‘Olympia’s playrooms’, 2004 – Poem by Robert Nelson

Olympia‘s playrooms

There are rooms in my house where the wall and the floor
open up to a scene like a magical door,
where I walk in imaginary spaces and fictions
and play in a realm of enchanted depictions.

The first of these rooms is a library, filled
with the pictures and stories that chroniclers build,
where innumerable books lie to hand on the shelves
and where fresh curiosity liberally delves.
Among all of the books that I fathom the best
are the ones with a mixture of picture and jest
by the sweet Lewis Carroll whose stories are told
with a humour and wisdom that never grow old;
but it isn’t his stories alone that beguile
and attract me with gorgeous invention and style
but his photographs taken with children like me
in a room set aside for the mind to be free.
There are girls whom you probably also know well
like the famous and beautiful Alice Liddell-
as of Alice in Wonderland-she of the story
who may or may not have deserved all her glory.
The other Liddells and the Kitchins are there
on a couch or upon or in front of a chair,
with their make-believe costumes and delicate faces,
their mystical airs and their bonnets and laces.

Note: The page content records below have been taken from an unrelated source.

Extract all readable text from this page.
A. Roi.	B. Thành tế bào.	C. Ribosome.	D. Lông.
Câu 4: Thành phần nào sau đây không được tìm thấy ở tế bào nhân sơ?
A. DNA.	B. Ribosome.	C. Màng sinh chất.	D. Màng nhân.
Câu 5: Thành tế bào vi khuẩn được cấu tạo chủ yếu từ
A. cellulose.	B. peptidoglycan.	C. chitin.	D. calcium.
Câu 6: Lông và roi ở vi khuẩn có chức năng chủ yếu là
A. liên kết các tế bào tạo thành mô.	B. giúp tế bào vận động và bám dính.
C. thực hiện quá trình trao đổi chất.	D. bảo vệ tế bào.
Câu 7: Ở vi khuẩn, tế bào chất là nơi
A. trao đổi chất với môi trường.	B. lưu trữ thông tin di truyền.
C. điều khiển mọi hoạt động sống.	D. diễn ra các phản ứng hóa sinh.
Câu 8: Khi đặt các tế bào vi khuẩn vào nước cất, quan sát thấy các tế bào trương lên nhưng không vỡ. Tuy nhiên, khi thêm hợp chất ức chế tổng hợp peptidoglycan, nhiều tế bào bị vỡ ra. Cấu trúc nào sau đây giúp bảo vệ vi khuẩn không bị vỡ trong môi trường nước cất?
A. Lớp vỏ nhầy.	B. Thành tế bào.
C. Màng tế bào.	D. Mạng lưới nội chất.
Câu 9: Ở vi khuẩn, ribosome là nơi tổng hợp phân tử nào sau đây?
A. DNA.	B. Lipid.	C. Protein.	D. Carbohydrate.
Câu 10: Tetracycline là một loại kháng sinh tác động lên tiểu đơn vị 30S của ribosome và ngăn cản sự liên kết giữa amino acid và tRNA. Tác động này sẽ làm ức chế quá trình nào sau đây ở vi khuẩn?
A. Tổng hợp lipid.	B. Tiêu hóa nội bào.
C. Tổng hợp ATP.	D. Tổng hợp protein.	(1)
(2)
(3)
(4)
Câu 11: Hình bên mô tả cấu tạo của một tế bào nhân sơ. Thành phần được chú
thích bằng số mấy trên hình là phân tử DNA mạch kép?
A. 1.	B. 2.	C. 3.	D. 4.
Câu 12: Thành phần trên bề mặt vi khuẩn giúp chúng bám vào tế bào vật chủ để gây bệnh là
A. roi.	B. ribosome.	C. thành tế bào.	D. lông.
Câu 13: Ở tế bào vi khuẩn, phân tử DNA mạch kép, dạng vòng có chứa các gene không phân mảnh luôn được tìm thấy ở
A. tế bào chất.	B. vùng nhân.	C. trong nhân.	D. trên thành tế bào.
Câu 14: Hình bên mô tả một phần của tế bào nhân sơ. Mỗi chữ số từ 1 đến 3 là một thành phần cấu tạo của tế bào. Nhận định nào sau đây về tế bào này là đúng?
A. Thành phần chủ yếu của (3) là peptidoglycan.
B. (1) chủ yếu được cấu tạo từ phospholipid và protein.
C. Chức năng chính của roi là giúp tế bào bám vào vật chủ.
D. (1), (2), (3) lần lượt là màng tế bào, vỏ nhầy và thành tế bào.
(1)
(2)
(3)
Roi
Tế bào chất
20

Another fantastical room contains props
that were bought from suppliers and myriad shops;
there are textiles and costumes created by hand
with the templates and threads that I don’t understand.
They’re constructed with artistry, carefully sewn
from designs that were bought by computer or phone.
It’s a busy and crowded disorganized room
inaccessible both to the vacuum and broom,
because cumbersome paintings are made there as well
on a scale far exceeding the size of the cell.
They’re on rollers and hooks amid brushes and tubs
and a host of equipment for glazes and scrubs.
What goes on there is more than I know how to tell,
conjured up by degrees in some magical spell.
Here a mountain, a tree or a flower takes shape,
here a puppy, a dodo, an eagle, an ape.
Here’s a sunset, a mist, an unreachable glade
where unfathomable secrets abide in the shade;
here a harbour grows out of the canvas’s weave
with its junks coming in and the sampans that leave,
from colonial times and extraordinary places
that mum calls sublime post-colonial spaces,
exotic and charmed, atmospheric and still
with a mood from the sources that brushstrokes distil.
What a tumble of paint is applied and runs riot
but focused in time to be gentle and quiet!
The chaos of colour is bundled together
like storms that recede to yield temperate weather.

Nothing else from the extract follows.